A conversion operator allows implicit casts from one type to another. For example:

struct Number {
    Number(int x) : value(x) { }
    operator int() { return value; }
private:
    int value;
};

int main() {

    Number n(5);
    int x = n;          // 5  -- operator int() at work
    int y = n + x;      // 10 -- operator int() at work
    Number z = x + y;   // 15 -- Number(int) at work

    cout << x <<" "<< y <<" "<< z << endl;
    return 0;
}

Here, operator int() allows n to convert into an int for assignment to x and to convert to an int for addition with x (the resultant int is then assigned to y), while the unary constructor Number(int) allows the result of x + y to convert back to a Number.

In your code, 5 == x still compiles because the tType<int> x is converted into an int via its operator int() member function, and then that resultant int is compared against the literal 5.

---

However, this probably isn't a very good design for a class. For example, in order to compare two tType<T>s, a cast into T will be required for one of them.

template <class T>
bool operator==(const T& val, const tType<T>& tval) {
    cout << "operator==(const T& val, const tType<T>& tval) was called." << endl;
    return(val == tval.value);
}

//...

cout << ( tType<int>() == tType<int>() ) << endl;   // calls operator==(const T&, const tType<T>&)

You would rather have an operator== for two tType<T>s.

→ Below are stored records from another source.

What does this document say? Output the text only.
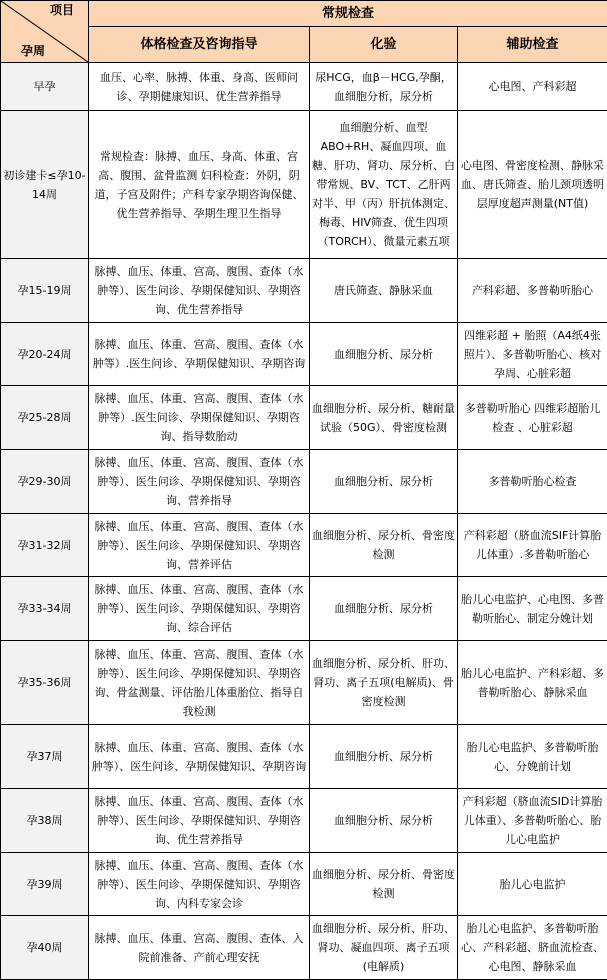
项目
孕周	常规检查		
	体格检查及咨询指导	化验	辅助检查
早孕	血压、心率、脉搏、体重、身高、医师问诊、孕期健康知识、优生营养指导	尿HCG，血β－HCG,孕酮，血细胞分析，尿分析	心电图、产科彩超
初诊建卡≤孕10-14周	常规检查：脉搏、血压、身高、体重、宫高、腹围、盆骨监测 妇科检查：外阴，阴道，子宫及附件；产科专家孕期咨询保健、优生营养指导、孕期生理卫生指导	血细胞分析、血型ABO+RH、凝血四项、血糖、肝功、肾功、尿分析、白带常规、BV、TCT、乙肝两对半、甲（丙）肝抗体测定、梅毒、HIV筛查、优生四项（TORCH）、微量元素五项	心电图、骨密度检测、静脉采血、唐氏筛查、胎儿颈项透明层厚度超声测量(NT值)
孕15-19周	脉搏、血压、体重、宫高、腹围、查体（水肿等）、医生问诊、孕期保健知识、孕期咨询、优生营养指导	唐氏筛查、静脉采血	产科彩超、多普勒听胎心
孕20-24周	脉搏、血压、体重、宫高、腹围、查体（水肿等）.医生问诊、孕期保健知识、孕期咨询	血细胞分析、尿分析	四维彩超 + 胎照（A4纸4张照片）、多普勒听胎心、核对孕周、心脏彩超
孕25-28周	脉搏、血压、体重、宫高、腹围、查体（水肿等）.医生问诊、孕期保健知识、孕期咨询、指导数胎动	血细胞分析、尿分析、糖耐量试验（50G）、骨密度检测	多普勒听胎心 四维彩超胎儿检查 、心脏彩超
孕29-30周	脉搏、血压、体重、宫高、腹围、查体（水肿等）、医生问诊、孕期保健知识、孕期咨询、营养指导	血细胞分析、尿分析	多普勒听胎心检查
孕31-32周	脉搏、血压、体重、宫高、腹围、查体（水肿等）、医生问诊、孕期保健知识、孕期咨询、营养评估	血细胞分析、尿分析、骨密度检测	产科彩超（脐血流SIF计算胎儿体重）.多普勒听胎心
孕33-34周	脉搏、血压、体重、宫高、腹围、查体（水肿等）、医生问诊、孕期保健知识、孕期咨询、综合评估	血细胞分析、尿分析	胎儿心电监护、心电图、多普勒听胎心、制定分娩计划
孕35-36周	脉搏、血压、体重、宫高、腹围、查体（水肿等）、医生问诊、孕期保健知识、孕期咨询、骨盆测量、评估胎儿体重胎位、指导自我检测	血细胞分析、尿分析、肝功、肾功、离子五项(电解质)、骨密度检测	胎儿心电监护、产科彩超、多普勒听胎心、静脉采血
孕37周	脉搏、血压、体重、宫高、腹围、查体（水肿等）、医生问诊、孕期保健知识、孕期咨询	血细胞分析、尿分析	胎儿心电监护、多普勒听胎心、分娩前计划
孕38周	脉搏、血压、体重、宫高、腹围、查体（水肿等）、医生问诊、孕期保健知识、孕期咨询、优生营养指导	血细胞分析、尿分析	产科彩超（脐血流SID计算胎儿体重）、多普勒听胎心、胎儿心电监护
孕39周	脉搏、血压、体重、宫高、腹围、查体（水肿等）、医生问诊、孕期保健知识、孕期咨询、内科专家会诊	血细胞分析、尿分析、骨密度检测	胎儿心电监护
孕40周	脉搏、血压、体重、宫高、腹围、查体、入院前准备、产前心理安抚	血细胞分析、尿分析、肝功、肾功、凝血四项、离子五项(电解质)	胎儿心电监护、多普勒听胎心、产科彩超、脐血流检查、心电图、静脉采血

Another even bigger problem is that this is not symmetric:

cout << (x1 == 5) << endl;      // calls operator==(int,int)   (the built-in function)

Yikes!

---

To address all of these, there is a very straightforward design solution. This is taken from Scott Meyers' book Effective C++ Third Edition (a phenomenal book).

Instead of converting back to a T with a conversion operator, the class should include an implicit unary constructor to convert T's up to tType<T>s, and should declare exactly one operator== for tType<T>s:

template <class T> 
class tType 
{
public:
    tType<T>(const T &val) : value(val) { }       // unary non-explicit constructor
    tType<T> operator=(const tType<T> &val){ value = val.value; return *this; } // only need one

    T val() { return value; }
private:
    T value;          // Note also value is private (encapsulation)
};

template<class T>
bool operator==(const tType<T>& a, const tType<T>& b) { return ( a.val() == b.val() ); }

The important changes:

1. Added a constructor that takes a single value; this allows converting Ts into tTypes.
2. Removed the assignment operator taking Ts (because now we can convert them to tTypes.
3. Only have one equality operator and it takes two const tType<T>&s, meaning operator== can handle any combination of Ts and tType<T>s (or, even better, anything convertible into either of those).